Closed mamazu closed 1 year ago
The pipeline is failing for code I didn't touch. Should I fix that as well?
if you have some time to spare to fix the phpstan and cs fixer complaints i would of course appreciate that ;-)
@dbu, @mamazu, @chirimoya I'm doing some tests about improving deleting properties. As in the previous performance improvements the best thing is completely avoid \DOMDocument
. I did a quick benchmark and the best solution as always when working with PHP and XML go the workaround over xml_parse
.
The Benchmark results and also different implementation of DOMDocument
are available (2.0 vs 1.9) and some little improvements on query.
https://github.com/alexander-schranz/jackalope-xml-delete-properties
impressive! we do have quite some test coverage, though edge cases of strange node names and such is probably not extensively covered, if such things become tricky with xml_parse.
should we get this in for 2.0 ?
it sounds like a big change, so i am a bit wary of doing it as 2.1. we could also support both and have an option to enable the xml_parse mode but i would prefer if we can be confident with the new mode and not have to support both - the code is complex enough as it is :-)

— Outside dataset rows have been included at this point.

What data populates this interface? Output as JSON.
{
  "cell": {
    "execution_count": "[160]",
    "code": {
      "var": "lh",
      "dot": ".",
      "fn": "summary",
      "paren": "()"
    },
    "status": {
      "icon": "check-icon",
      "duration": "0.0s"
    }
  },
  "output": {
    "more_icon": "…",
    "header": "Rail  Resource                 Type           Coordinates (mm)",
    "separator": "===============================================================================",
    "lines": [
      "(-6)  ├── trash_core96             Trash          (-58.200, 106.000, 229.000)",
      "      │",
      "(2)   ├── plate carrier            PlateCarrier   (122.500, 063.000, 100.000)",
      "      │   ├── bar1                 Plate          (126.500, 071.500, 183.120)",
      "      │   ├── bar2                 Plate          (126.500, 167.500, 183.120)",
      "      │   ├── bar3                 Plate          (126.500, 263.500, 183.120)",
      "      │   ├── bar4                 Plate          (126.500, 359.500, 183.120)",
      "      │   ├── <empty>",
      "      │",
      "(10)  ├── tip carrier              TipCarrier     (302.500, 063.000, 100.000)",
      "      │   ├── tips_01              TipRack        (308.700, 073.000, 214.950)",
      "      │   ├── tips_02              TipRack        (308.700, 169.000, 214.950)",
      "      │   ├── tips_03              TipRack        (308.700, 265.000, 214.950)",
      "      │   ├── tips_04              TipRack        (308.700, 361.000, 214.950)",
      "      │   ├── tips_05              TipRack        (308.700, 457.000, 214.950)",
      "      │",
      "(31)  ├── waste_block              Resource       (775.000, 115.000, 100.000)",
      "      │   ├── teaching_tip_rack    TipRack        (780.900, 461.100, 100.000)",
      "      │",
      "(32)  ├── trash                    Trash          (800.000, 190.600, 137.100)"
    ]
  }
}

I personally even would do it for 1.x. We will sure do some more testing, but currently I did implement the deletion on real world data homepage with about 40 different languages (including chinese) and 70000 properties so a very complex phpcr node and the resulted xml is 1to1 the same as the current implementation. What I did not yet test is special chars in props names, but if I remember correctly CR is there already very strict and only allow specific chars as property names.
We did already similar things when patching reading the data in 1.7.0: https://github.com/jackalope/jackalope-doctrine-dbal/commit/68392374fc4c4ea5d2380baf486e11a8ca700caa
I found another improvement in the
deleteProperties
function. In the old code it would run a node id query for every path you want to delete. Now, it groups the properties by node and then queries the database once for an id.